4.3. 1961 Döneminde Sivil Toplum

1961 Anayasası, 1924 Anayasasında bulunan eksiklikler giderilmeye çalışılarak hazırlanmıştır. DP dışında siyasal partiler, barolar, basın, Eski Muharipler Birliği, esnaf kuruluşları, gençlik kuruluşları ve işçi sendikaları, üniversiteler, ticaret odaları, öğretmen kuruluşları tarafından belirlenen temsilcilerin de katıldığı bir Kurucu Meclis oluşturuldu. Bu üyelerin yanında Milli Birlik Komitesi ve Devlet Başkanı tarafından atanan temsilciler de vardı. Bir başka ifadeyle Anayasayı hazırlayan Kurucu Meclis, genel oya göre belirlenmemiş olsa da toplumun örgütlü kesimlerinin temsilcilerinden oluşmaktaydı (Soysal, 1968).

27 Mayıs askeri müdahalesinde, DP’nin özgürleşme söylemlerinin aksine, özellikle iktidar kaygısıyla muhalefet ve hükümet yandaşı olmayanlara karsı baskıcı tutumu etkili olmuştur. 1961’de hazırlanan anayasayla çoğulcu, insan haklarını önemseyen, demokratik bir seçim yapılanması ortaya konularak sivil toplum adına çok önemli bir fırsat yakalanmıştır (Eroğlu, 1981).

Bireysel alandaki düşünce ve ifade özgürlüklerinin artması ve örgütlenmenin daha kolay hale gelerek yasayla güvence altına alınması 1961 Anayasası ile daha kolay hale getirilmiştir, diyebiliriz.

4.4. 1980 Dönemi Sivil Toplum

1982 Anayasası, 1961 Anayasası’na bir tepkidir. Bu tepkinin nedeni 1961 Anayasası’nın özgürlükçü anlayışının toplumsal kargaşaya yol açtığı inancıdır.

Özgürlüklerin kargaşaya neden olduğu düşüncesi ortaya güdümlü bir demokrasi anlayışı çıkarmıştır. Bu güdümlü demokrasi anlayışı 1982 Anayasası’na egemen siyasal felsefeyi yansıtır (Tanör, 1994).

1982 Anayasası’nın özünün, özgürlük ve demokrasiden çok devlet ve otoriteye dayandığı söylenebilir. Özgürlüklerin anarşi getirdiği, yürütmenin zayıf kaldığı görüşünden hareketle hazırlanan anayasa, özgürlükleri güvenceye alan bir belge olmaktan çok, devletin iktisadi alan dışındaki her kesime el uzatmasını mümkün ve meşru kılan bir “yetkiler kılavuzu” şeklinde tasarlanmıştır (Tanör, 1994).
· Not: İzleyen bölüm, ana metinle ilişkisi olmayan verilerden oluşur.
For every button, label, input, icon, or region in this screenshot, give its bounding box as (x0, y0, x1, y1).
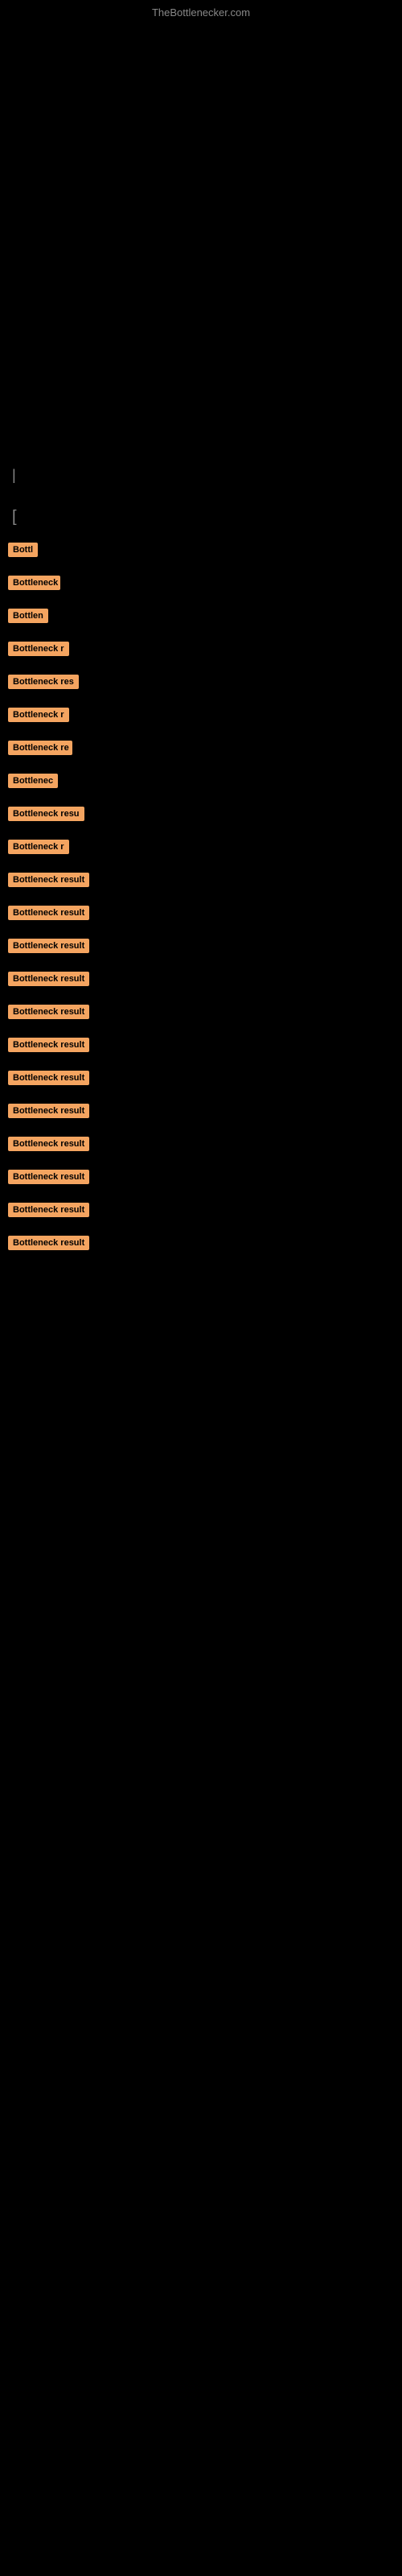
list-item[interactable]: Bottleneck re (8, 741, 394, 759)
bottleneck-badge[interactable]: Bottleneck result (8, 1104, 89, 1118)
bottleneck-badge[interactable]: Bottleneck (8, 576, 60, 590)
bottleneck-badge[interactable]: Bottleneck result (8, 1071, 89, 1085)
bottleneck-badge[interactable]: Bottleneck result (8, 1236, 89, 1250)
bottleneck-badge[interactable]: Bottleneck r (8, 708, 69, 722)
bottleneck-badge[interactable]: Bottleneck result (8, 873, 89, 887)
list-item[interactable]: Bottleneck result (8, 1071, 394, 1089)
bottleneck-badge[interactable]: Bottleneck result (8, 906, 89, 920)
list-item[interactable]: Bottleneck r (8, 642, 394, 660)
bottleneck-badge[interactable]: Bottleneck result (8, 1170, 89, 1184)
list-item[interactable]: Bottleneck result (8, 1005, 394, 1023)
list-item[interactable]: Bottleneck result (8, 1236, 394, 1254)
bottleneck-badge[interactable]: Bottl (8, 543, 38, 557)
list-item[interactable]: Bottleneck result (8, 873, 394, 891)
bottleneck-badge[interactable]: Bottleneck result (8, 1137, 89, 1151)
bottleneck-badge[interactable]: Bottleneck r (8, 642, 69, 656)
bottleneck-badge[interactable]: Bottleneck re (8, 741, 72, 755)
list-item[interactable]: Bottleneck (8, 576, 394, 594)
list-item[interactable]: Bottlenec (8, 774, 394, 792)
list-item[interactable]: Bottleneck result (8, 1170, 394, 1188)
list-item[interactable]: Bottleneck result (8, 1203, 394, 1221)
bottleneck-list: Bottl Bottleneck Bottlen Bottleneck r Bo… (8, 543, 394, 1269)
bottleneck-badge[interactable]: Bottleneck result (8, 1038, 89, 1052)
section-marker: [ (8, 508, 394, 526)
list-item[interactable]: Bottleneck result (8, 906, 394, 924)
bottleneck-badge[interactable]: Bottleneck resu (8, 807, 84, 821)
bottleneck-badge[interactable]: Bottleneck result (8, 972, 89, 986)
bottleneck-badge[interactable]: Bottleneck result (8, 1005, 89, 1019)
bottleneck-badge[interactable]: Bottleneck result (8, 939, 89, 953)
site-title: TheBottlenecker.com (152, 6, 250, 19)
bottleneck-badge[interactable]: Bottlen (8, 609, 48, 623)
list-item[interactable]: Bottleneck r (8, 708, 394, 726)
bottleneck-badge[interactable]: Bottleneck res (8, 675, 79, 689)
list-item[interactable]: Bottleneck resu (8, 807, 394, 825)
list-item[interactable]: Bottleneck result (8, 1137, 394, 1155)
bottleneck-badge[interactable]: Bottleneck r (8, 840, 69, 854)
list-item[interactable]: Bottleneck result (8, 939, 394, 957)
list-item[interactable]: Bottlen (8, 609, 394, 627)
bottleneck-badge[interactable]: Bottleneck result (8, 1203, 89, 1217)
list-item[interactable]: Bottl (8, 543, 394, 561)
list-item[interactable]: Bottleneck result (8, 972, 394, 990)
list-item[interactable]: Bottleneck r (8, 840, 394, 858)
list-item[interactable]: Bottleneck res (8, 675, 394, 693)
list-item[interactable]: Bottleneck result (8, 1104, 394, 1122)
bottleneck-badge[interactable]: Bottlenec (8, 774, 58, 788)
cursor-indicator: | (8, 467, 394, 484)
list-item[interactable]: Bottleneck result (8, 1038, 394, 1056)
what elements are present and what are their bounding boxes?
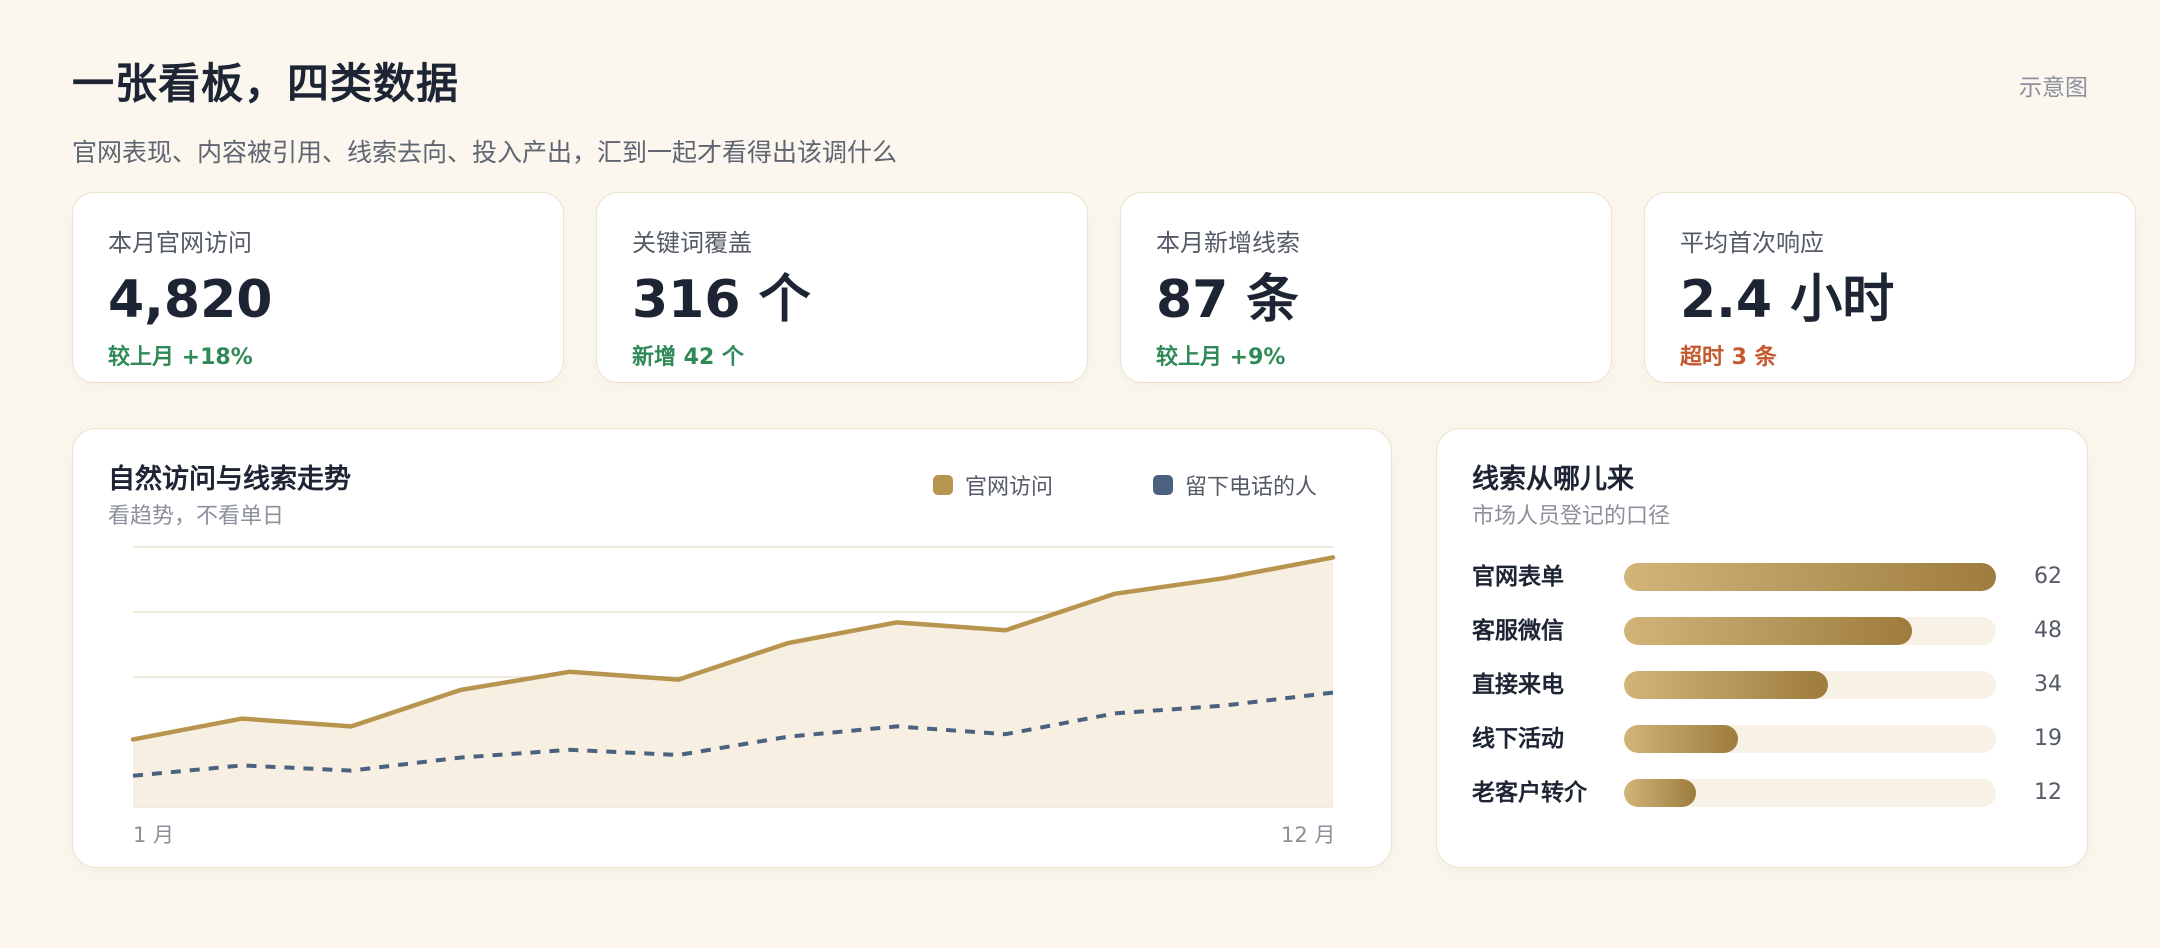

1982 Anayasası ile özgürlükler daha kısıtlı hale getirilmiş oldu. 1982 Anayasası ile özgürlükçü toplumun taleplerini karşılama durumu ortadan kalkmış oldu şeklinde ifade edebiliriz. Kısaca 1982 anayasası otorite ağırlıklı bir sistemdi.

4.5. 1990’larda Sivil Toplum

1990’larda ise tekrar bir sivil hareketlilik başlamıştır. 1980 sonrası ortaya çıkan yapısal dönüşüm ekonominin çehresinde de değişikliği beraberinde getirmiştir.

Birleşmiş Milletler örgütü sivil toplum kuruluşlarından bilgi almak ve danışmak suretiyle sivil toplum kuruluşlarına önemli bir meşruluk zemini sağlamıştır. Birleşmiş Milletlerin resmi organlarından olan Ekonomik ve Sosyal Konsey BM tarafından danışmanlık statüsü verilen sivil örgütleri listesinde 2600 kuruluşun adı yer almaktadır (Başlar, 2005).

21. yüzyıla girerken Türkiye’de sivil toplum kuruluşları Batıdaki örneklerine oldukça yaklaşmıştır. İnsan hakları, kadın hakları ve çevreye duyarlılık konusunda faaliyet gösteren dernekler toplumsal ilgi ve etkisini arttırmıştır (İbrahim ve Wdell, 1997).

1990 yılından sonra kurulan STK’ların sayısında bir artış gözlemlenmiştir. Bu durumun sebebi ise, bu dönemde güçlenen AB üyeliği ihtimali neticesinde iç hukuk sisteminin demokratikleştirilmesine yönelik olarak gerçekleştirilen reformlara; ve ayrıca şehirleşme ve sanayileşmeye bağlı ülke içi nüfus hareketlerinin yüksekliğine bağlı olduğu düşünülmektedir (Kalaycıoğlu, 2004).

Avrupa Birliği’nde sivil toplum demokrasinin önemli değerlerinden bir tanesidir.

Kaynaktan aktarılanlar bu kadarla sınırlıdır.